Christoffel Brand, son of Burchard Heinrich Brand and his wife Anna van der Bijl, entered the service of the Dutch East India Company at the Cape as a soldier in 1755 and was appointed as book-keeper ten years later. In April 1774 he became the company's resident at Simon's Bay, where his duties included recording the arrivals and departures of ships, supplying the company's ships with provisions and supervising their cargoes. He was a respected official, known for his kindness and hospitality, and served as chairman of the Marriage Council, administrator of the timber store, a member of the Council of Justice, and a member of the Council of Policy. At the time of the first British occupation of the Cape in 1795 Brand acted as an intermediary in the negotiations between the Cape government and the British fleet in Simon's Bay. After the occupation he was appointed collector of inland customs, a position he held until his death.

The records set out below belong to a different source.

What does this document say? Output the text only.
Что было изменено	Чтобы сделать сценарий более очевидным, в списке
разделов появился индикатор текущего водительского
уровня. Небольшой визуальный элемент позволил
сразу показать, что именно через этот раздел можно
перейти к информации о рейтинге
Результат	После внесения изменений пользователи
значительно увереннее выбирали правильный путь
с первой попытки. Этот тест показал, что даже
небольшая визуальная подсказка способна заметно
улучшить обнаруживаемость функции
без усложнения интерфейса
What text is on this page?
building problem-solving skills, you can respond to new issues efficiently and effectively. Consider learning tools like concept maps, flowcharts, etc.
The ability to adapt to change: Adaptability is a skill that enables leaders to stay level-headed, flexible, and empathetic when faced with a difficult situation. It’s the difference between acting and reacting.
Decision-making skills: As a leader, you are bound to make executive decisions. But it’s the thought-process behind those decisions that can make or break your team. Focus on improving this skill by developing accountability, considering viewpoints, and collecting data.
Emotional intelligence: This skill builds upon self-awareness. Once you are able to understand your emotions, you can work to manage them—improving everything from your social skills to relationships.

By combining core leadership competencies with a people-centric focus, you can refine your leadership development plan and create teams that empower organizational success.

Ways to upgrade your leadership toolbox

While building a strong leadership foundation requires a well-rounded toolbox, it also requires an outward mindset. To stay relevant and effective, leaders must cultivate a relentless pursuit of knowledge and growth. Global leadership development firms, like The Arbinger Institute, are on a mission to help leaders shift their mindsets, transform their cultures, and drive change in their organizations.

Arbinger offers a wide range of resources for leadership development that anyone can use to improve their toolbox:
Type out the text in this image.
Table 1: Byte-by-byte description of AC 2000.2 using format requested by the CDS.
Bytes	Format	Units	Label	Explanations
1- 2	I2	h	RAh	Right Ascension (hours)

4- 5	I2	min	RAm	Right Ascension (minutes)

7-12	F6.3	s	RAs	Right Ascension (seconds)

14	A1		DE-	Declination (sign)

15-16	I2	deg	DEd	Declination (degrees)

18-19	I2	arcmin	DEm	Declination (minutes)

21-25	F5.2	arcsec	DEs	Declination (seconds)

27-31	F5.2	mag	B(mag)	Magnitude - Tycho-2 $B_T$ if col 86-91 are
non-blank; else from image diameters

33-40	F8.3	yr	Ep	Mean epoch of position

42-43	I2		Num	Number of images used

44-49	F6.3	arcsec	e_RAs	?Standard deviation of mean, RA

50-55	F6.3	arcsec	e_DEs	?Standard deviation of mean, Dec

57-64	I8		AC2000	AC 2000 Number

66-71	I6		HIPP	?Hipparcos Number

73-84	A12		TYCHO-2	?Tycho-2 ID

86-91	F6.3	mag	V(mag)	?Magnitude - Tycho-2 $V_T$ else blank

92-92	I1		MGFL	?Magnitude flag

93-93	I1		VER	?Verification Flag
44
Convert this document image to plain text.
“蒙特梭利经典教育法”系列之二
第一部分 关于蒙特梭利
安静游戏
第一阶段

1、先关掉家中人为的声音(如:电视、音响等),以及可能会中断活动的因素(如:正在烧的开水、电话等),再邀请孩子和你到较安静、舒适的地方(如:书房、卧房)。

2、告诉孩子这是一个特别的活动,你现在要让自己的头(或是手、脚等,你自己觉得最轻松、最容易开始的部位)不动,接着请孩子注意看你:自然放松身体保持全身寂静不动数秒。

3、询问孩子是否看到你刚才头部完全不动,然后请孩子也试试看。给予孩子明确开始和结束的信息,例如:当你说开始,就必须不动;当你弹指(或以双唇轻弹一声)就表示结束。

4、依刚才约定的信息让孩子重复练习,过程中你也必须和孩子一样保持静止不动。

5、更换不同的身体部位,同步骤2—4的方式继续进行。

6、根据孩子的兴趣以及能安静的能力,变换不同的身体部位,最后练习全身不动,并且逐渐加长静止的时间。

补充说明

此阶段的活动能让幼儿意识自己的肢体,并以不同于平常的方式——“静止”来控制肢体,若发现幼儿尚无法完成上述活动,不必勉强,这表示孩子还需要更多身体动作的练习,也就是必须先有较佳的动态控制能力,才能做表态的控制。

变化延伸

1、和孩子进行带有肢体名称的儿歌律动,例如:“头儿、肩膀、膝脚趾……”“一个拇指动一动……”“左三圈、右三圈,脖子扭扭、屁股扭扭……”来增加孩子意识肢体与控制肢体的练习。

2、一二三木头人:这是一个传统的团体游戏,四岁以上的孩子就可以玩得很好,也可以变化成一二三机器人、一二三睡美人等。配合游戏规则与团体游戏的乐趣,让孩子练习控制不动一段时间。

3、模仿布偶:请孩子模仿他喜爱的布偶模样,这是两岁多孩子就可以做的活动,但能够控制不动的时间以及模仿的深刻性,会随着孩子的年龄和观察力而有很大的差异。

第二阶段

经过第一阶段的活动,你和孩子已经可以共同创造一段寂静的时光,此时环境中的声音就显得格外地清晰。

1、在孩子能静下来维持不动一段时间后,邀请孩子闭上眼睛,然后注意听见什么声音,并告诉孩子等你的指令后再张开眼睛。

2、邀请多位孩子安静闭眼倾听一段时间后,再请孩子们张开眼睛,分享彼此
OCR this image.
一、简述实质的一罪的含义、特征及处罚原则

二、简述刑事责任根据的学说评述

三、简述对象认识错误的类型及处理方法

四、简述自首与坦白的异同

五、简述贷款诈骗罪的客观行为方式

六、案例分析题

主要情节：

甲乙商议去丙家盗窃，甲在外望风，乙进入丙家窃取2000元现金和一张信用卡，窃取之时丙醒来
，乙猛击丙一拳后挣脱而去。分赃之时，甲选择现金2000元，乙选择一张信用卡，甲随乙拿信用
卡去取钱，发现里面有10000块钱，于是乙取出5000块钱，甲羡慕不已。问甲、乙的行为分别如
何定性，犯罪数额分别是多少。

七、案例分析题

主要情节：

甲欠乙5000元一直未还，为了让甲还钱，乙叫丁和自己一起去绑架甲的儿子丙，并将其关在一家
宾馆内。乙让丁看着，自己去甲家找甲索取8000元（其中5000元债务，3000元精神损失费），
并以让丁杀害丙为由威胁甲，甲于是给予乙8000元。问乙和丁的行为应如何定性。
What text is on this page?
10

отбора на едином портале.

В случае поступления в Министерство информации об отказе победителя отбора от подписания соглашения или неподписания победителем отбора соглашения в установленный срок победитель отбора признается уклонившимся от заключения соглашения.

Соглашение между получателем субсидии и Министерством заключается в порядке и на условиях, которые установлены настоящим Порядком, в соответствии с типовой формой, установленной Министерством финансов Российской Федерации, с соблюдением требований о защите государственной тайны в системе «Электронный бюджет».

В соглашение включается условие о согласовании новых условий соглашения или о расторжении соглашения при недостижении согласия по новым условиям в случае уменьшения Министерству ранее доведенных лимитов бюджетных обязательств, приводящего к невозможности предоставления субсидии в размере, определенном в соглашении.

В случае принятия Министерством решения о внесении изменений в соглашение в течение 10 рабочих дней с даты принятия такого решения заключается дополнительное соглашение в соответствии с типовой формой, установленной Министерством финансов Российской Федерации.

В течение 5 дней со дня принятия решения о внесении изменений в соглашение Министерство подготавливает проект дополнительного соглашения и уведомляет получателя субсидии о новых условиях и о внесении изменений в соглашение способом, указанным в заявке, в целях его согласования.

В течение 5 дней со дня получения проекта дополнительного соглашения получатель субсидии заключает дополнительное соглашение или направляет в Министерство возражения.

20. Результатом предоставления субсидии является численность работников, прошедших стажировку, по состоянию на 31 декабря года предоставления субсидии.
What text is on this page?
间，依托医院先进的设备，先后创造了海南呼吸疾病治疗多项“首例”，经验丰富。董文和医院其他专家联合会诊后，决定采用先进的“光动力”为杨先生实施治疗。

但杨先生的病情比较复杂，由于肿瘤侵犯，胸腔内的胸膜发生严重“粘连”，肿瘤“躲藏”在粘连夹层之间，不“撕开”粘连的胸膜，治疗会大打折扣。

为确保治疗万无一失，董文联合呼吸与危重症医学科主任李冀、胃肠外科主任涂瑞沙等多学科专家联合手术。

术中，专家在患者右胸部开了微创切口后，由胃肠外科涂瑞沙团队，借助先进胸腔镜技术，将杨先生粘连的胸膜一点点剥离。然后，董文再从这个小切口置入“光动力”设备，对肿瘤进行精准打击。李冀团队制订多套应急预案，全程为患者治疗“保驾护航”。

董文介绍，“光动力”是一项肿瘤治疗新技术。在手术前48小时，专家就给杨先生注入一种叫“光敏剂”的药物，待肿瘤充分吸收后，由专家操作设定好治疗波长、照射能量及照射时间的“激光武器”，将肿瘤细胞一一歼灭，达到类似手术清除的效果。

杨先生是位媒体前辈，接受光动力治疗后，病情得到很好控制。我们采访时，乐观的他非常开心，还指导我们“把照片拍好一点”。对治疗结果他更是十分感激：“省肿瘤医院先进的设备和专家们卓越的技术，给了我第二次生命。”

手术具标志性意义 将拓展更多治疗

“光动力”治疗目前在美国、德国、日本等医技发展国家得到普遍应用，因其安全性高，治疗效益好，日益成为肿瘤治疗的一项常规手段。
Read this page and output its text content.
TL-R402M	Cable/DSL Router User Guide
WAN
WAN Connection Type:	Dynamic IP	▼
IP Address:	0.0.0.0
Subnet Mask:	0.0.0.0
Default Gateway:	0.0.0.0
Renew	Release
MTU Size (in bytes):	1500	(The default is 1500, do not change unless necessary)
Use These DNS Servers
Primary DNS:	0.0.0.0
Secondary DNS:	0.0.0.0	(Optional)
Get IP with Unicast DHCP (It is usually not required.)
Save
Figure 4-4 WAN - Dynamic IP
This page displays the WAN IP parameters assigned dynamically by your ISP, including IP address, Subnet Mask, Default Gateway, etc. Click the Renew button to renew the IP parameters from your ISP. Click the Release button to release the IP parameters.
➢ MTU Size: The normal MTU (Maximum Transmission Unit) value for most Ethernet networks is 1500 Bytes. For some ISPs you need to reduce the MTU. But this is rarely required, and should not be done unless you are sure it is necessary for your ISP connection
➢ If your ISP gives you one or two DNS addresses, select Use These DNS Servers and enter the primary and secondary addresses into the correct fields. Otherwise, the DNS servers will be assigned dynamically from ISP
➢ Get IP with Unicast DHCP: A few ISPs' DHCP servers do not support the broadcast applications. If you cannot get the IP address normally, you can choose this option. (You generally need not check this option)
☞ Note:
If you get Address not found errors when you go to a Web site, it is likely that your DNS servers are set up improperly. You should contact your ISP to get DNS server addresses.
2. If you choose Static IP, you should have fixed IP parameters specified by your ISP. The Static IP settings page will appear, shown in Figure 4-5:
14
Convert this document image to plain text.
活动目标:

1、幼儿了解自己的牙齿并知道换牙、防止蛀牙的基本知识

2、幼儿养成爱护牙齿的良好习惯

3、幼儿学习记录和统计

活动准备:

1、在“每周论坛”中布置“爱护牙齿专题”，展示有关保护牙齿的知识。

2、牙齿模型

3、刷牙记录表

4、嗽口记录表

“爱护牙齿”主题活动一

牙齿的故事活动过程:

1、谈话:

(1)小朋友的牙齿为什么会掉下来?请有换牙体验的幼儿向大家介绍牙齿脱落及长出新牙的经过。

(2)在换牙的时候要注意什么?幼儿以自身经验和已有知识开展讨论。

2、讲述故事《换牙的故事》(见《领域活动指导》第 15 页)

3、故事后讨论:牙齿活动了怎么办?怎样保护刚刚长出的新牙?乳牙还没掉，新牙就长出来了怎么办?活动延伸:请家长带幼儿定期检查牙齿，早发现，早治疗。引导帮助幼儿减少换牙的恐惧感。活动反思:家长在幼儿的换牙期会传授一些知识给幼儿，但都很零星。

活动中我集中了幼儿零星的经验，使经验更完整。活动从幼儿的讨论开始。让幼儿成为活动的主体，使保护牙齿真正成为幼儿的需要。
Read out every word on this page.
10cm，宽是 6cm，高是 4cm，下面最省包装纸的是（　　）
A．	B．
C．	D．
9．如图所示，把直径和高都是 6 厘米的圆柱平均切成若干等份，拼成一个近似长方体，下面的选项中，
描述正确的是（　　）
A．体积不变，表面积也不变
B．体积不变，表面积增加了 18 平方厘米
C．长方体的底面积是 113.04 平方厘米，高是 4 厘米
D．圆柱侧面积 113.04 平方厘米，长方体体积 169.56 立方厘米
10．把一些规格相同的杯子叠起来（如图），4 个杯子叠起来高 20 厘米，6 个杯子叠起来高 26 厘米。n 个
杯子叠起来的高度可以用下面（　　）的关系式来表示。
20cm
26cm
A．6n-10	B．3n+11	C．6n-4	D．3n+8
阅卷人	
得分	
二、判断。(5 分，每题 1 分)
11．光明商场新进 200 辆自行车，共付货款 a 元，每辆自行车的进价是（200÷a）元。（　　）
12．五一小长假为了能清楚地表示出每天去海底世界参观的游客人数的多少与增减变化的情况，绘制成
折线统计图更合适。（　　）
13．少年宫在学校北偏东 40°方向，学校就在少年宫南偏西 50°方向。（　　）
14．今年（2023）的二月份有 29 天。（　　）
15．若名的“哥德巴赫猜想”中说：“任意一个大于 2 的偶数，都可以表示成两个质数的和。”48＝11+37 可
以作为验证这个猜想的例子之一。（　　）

In 1771, when the expedition of Captain James Cook called at the Cape, Brand met Joseph Banks*, botanist of the expedition. He made a collection of local plants and sent these to Banks at Kew Gardens. His specimens are now in the British Museum. He also entertained several other well-known visitors, including Anders Sparrman* and Francois le Vaillant*, and assisted Francis Masson* to obtain official permission to explore the colony.
Brand married Catharina Maria Blankenberg in Cape Town in 1759 and they had eight children.